Today head of the elite unit Detective Superintendent Simon Duffy said drugs remain the biggest industry for gangs but he revealed many were using ‘legitimate’ businesses to mask their criminal enterprises.

“Their end game is always around status or money,” he said. “They are opportunist and sometimes they are far from organised.

“There is no definitive for what their crimes may be – it could be drugs, it could be modern day slavery, it could be illegal waste dumping.

“We maintain a list of organised crime gangs and in recent years we are getting smarter about the way we manage them.

“We have had a number of successful convictions this year and the message does get out. We are on the front foot.”

Mr Duffy, who has 30 years experience, said police aim to ‘prevent, pursue, and disrupt’ around 40 gangs operating in and around the county.

Among the successes was a cocaine and amphetamine racket that operated in Cannock, Stafford, and Walsall which was smashed by detectives and saw five gangs across the Midlands hit with 23 people being sent to jail for 130 years.

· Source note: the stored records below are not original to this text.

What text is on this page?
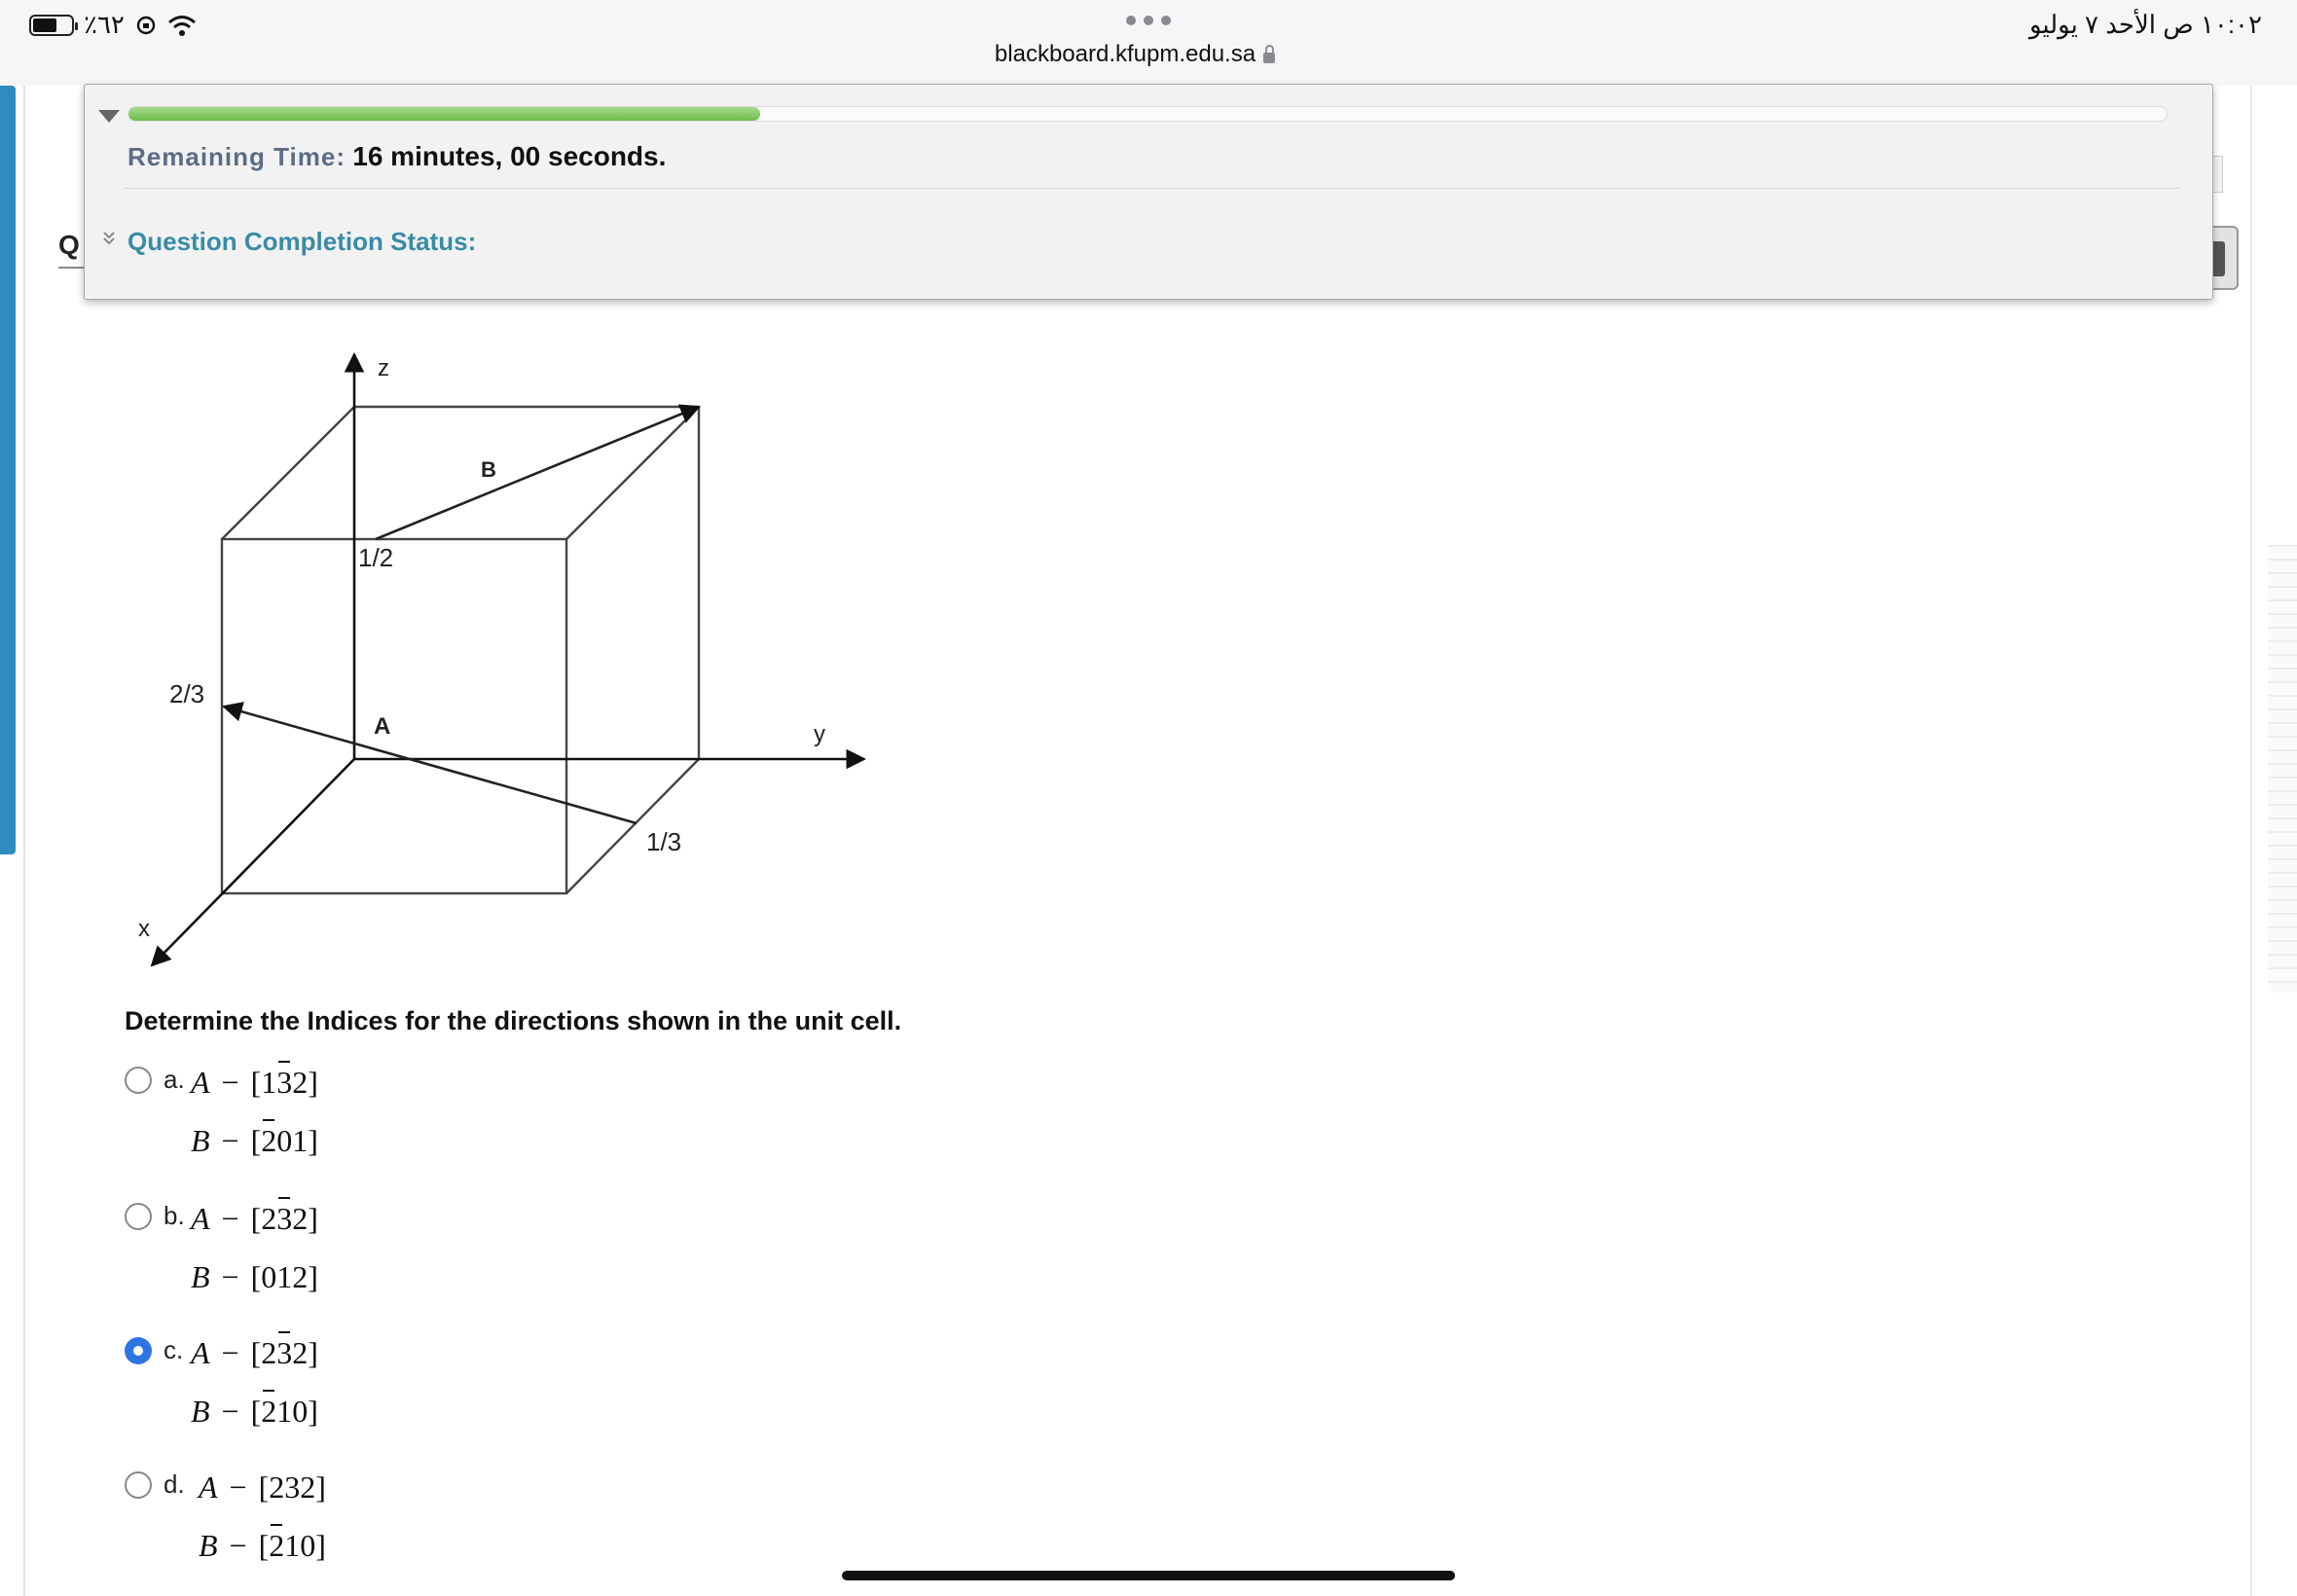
٪٦٢	١٠:٠٢ ص الأحد ٧ يوليو
blackboard.kfupm.edu.sa
Q
Remaining Time: 16 minutes, 00 seconds.
Question Completion Status:
z
y
x
B
A
1/2
2/3
1/3
Determine the Indices for the directions shown in the unit cell.
a. A − [132]
B − [201]
b. A − [232]
B − [012]
c. A − [232]
B − [210]
d. A − [232]
B − [210]
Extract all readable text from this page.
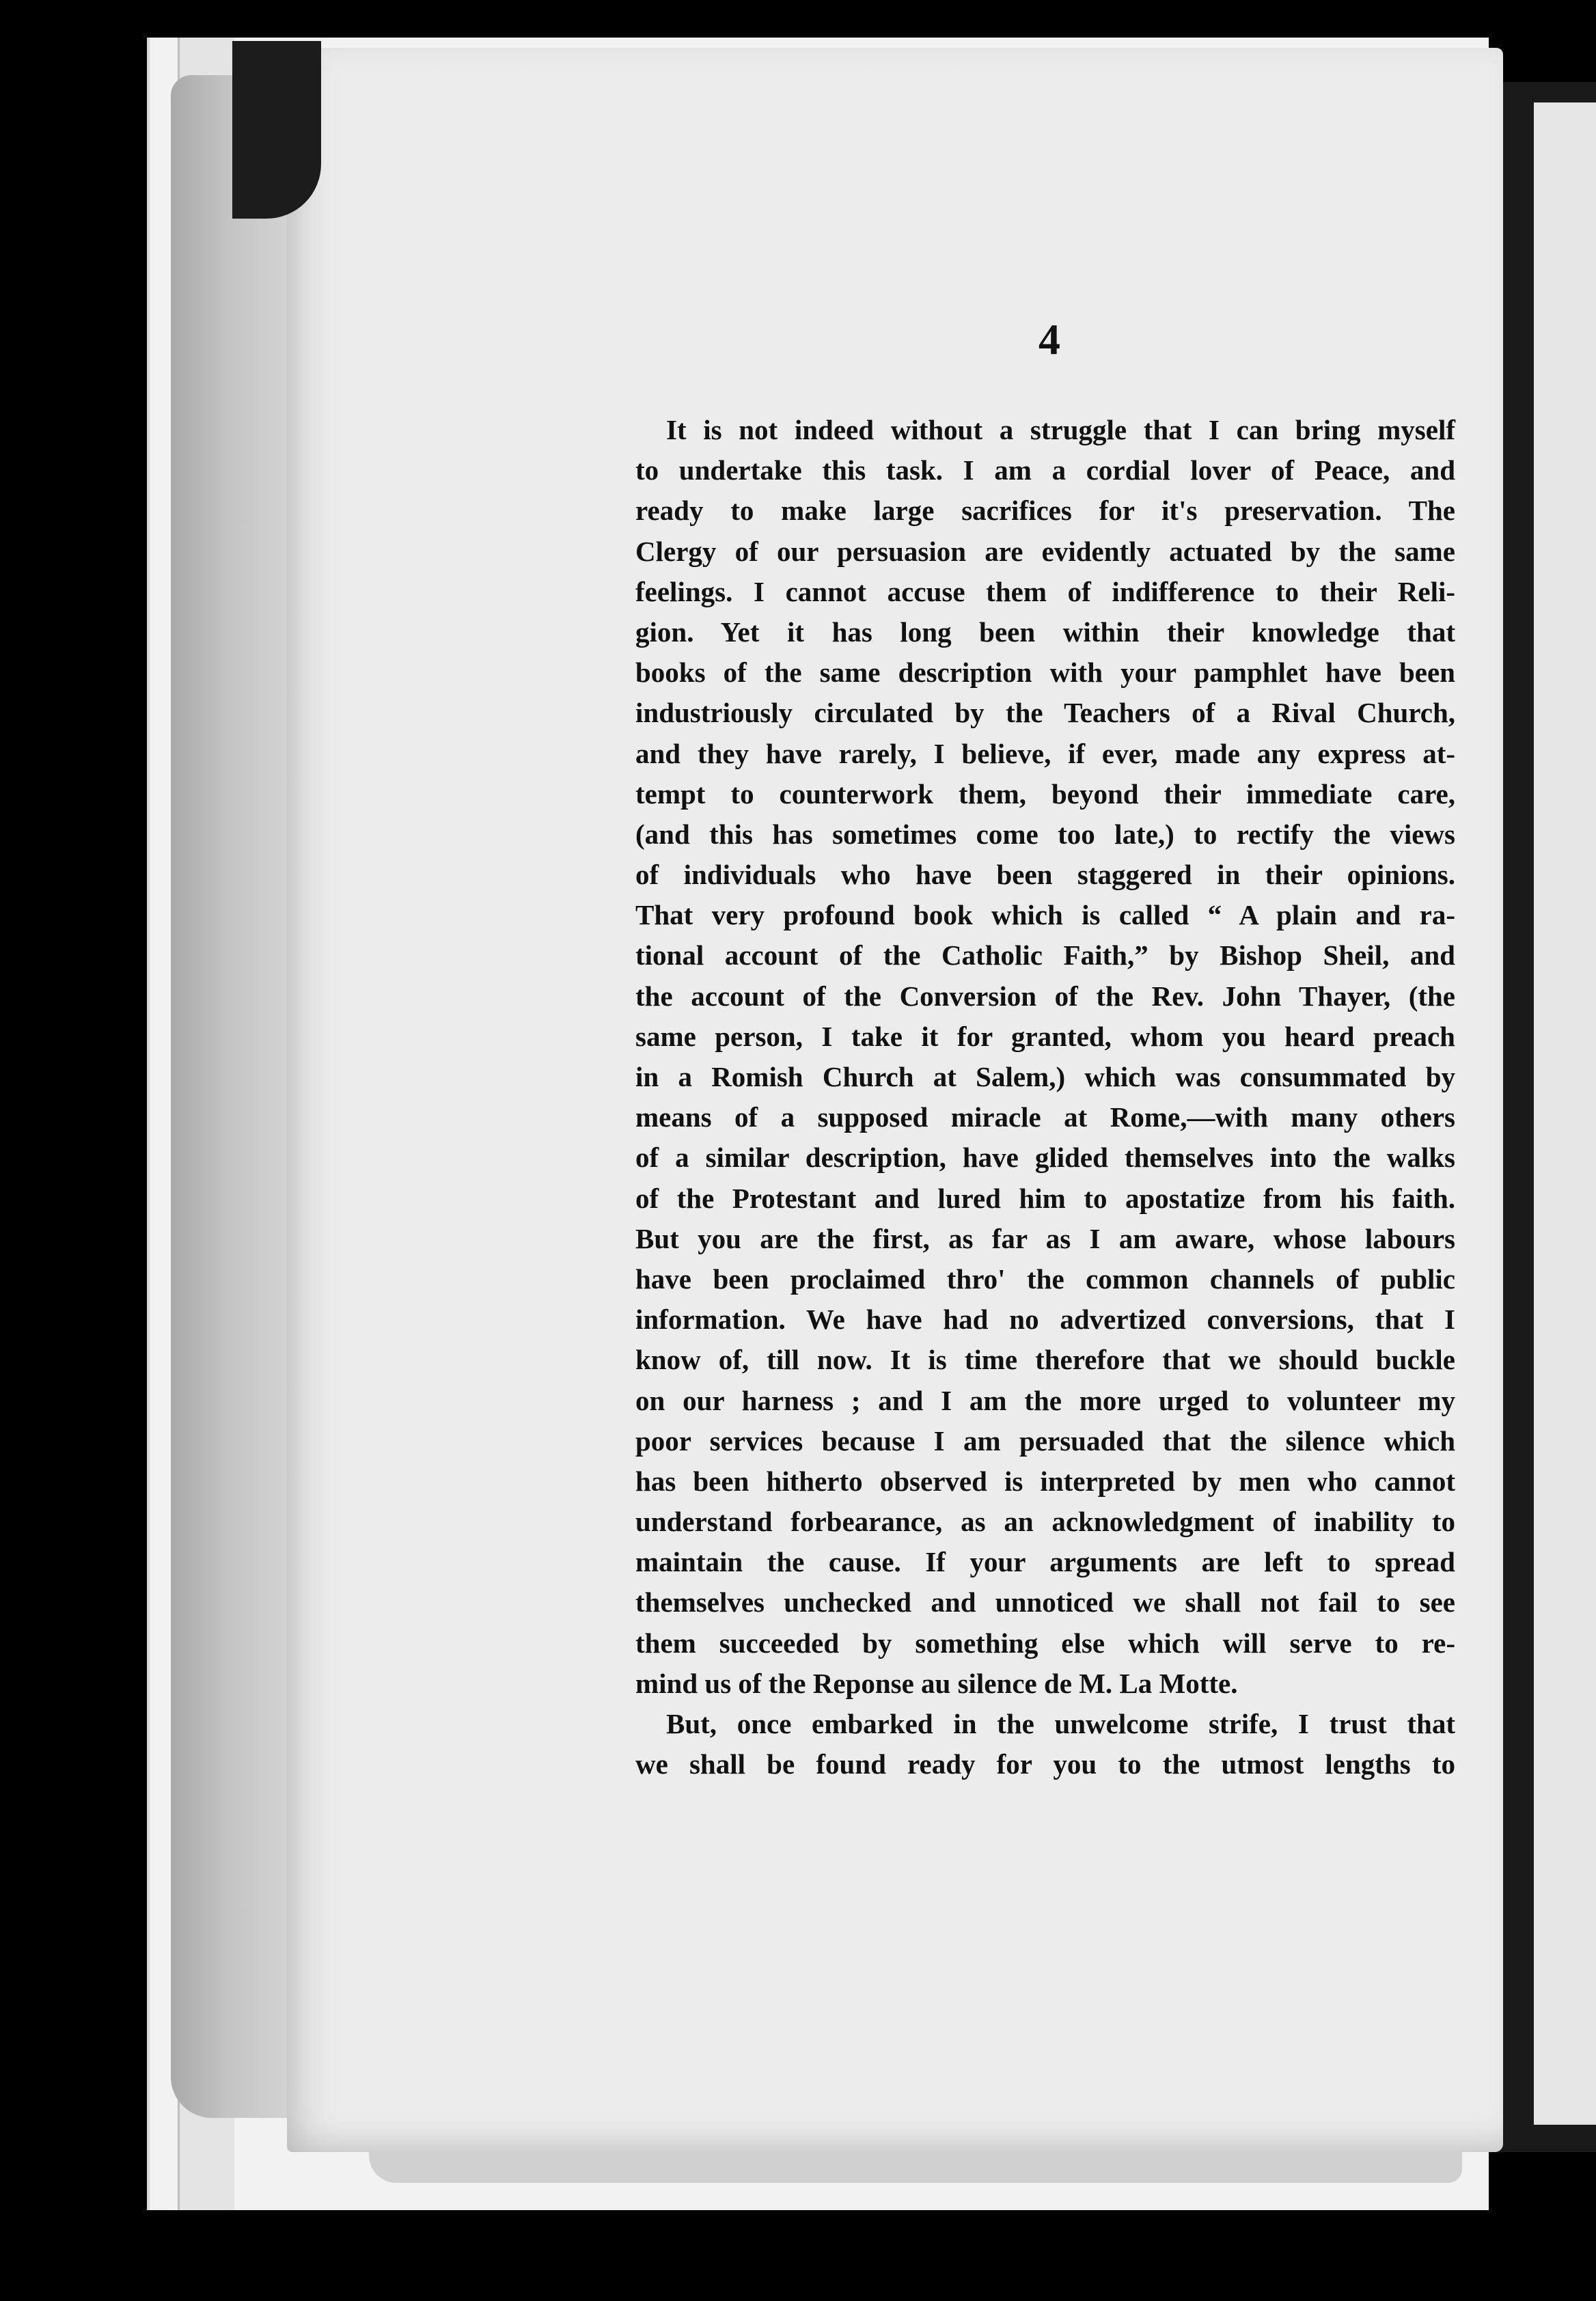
4
It is not indeed without a struggle that I can bring myself
to undertake this task. I am a cordial lover of Peace, and
ready to make large sacrifices for it's preservation. The
Clergy of our persuasion are evidently actuated by the same
feelings. I cannot accuse them of indifference to their Reli-
gion. Yet it has long been within their knowledge that
books of the same description with your pamphlet have been
industriously circulated by the Teachers of a Rival Church,
and they have rarely, I believe, if ever, made any express at-
tempt to counterwork them, beyond their immediate care,
(and this has sometimes come too late,) to rectify the views
of individuals who have been staggered in their opinions.
That very profound book which is called “ A plain and ra-
tional account of the Catholic Faith,” by Bishop Sheil, and
the account of the Conversion of the Rev. John Thayer, (the
same person, I take it for granted, whom you heard preach
in a Romish Church at Salem,) which was consummated by
means of a supposed miracle at Rome,—with many others
of a similar description, have glided themselves into the walks
of the Protestant and lured him to apostatize from his faith.
But you are the first, as far as I am aware, whose labours
have been proclaimed thro' the common channels of public
information. We have had no advertized conversions, that I
know of, till now. It is time therefore that we should buckle
on our harness ; and I am the more urged to volunteer my
poor services because I am persuaded that the silence which
has been hitherto observed is interpreted by men who cannot
understand forbearance, as an acknowledgment of inability to
maintain the cause. If your arguments are left to spread
themselves unchecked and unnoticed we shall not fail to see
them succeeded by something else which will serve to re-
mind us of the Reponse au silence de M. La Motte.
But, once embarked in the unwelcome strife, I trust that
we shall be found ready for you to the utmost lengths to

Kingpins John Appleton and Michael O’ Mahoney, from Cannock, got 14 years each while their henchmen and associates are serving between eight years and 14 months behind bars.

Wolverhampton brothers Thomas, Lee and Gavin Cotterill, from Burntwood, were also jailed as part of a separate burglary and robbery gang that operated in the city, Walsall, and South Staffordshire villages such as Codsall and Brewood.

They also smashed a Romanian gang that set up camp and cycled to jewellers across England in a series of burglaries where they stole more than £3.1m worth of goods. Amongst the crooks was Vasile Daniel Cardos, 26, of Halesowen Street, Rowley Regis.

And more than 50 arrests were made this year across the Black Country and the wider West Midlands as part of a huge drug running empire that moved drugs out of Birmingham and Wolverhampton into Staffordshire, Shropshire, Worcestershire and Warwickshire, by the West Midlands Regional Organised Crime Unit.

Earlier this year West Midlands Police revealed it was tracking 84 crime groups across the region.

“It’s a game of cat and mouse, and it is not always easy for criminal masterminds to accept they have lost,” he added.

Mr Duffy said that drugs trafficking remained the most attractive ‘industry’ for gangs. He said: “There’s a lot to be exploited and a lot of money to be made,” he said.“We have seen what used to be called ‘legal highs’ flood the market and even certain chemicals being sold. These people cannot resist the chance to make easy cash by exploiting often vulnerable people.”

He revealed ‘a lot of work’ had gone into working with councils and other public bodies to identify ‘legitimate’ businesses being run by crime bosses to launder money.

He said: “Gangs are clever and they try to legitimise their money by legitimate means. There have been cases where public bodies have been using services which are a front to crime gangs. We are putting a stop to that.”

The top officer also stressed that the force would chase and seek to bring down those at the top of criminal gangs – not just their underlings.

“We target those at the top of criminal networks,” he said.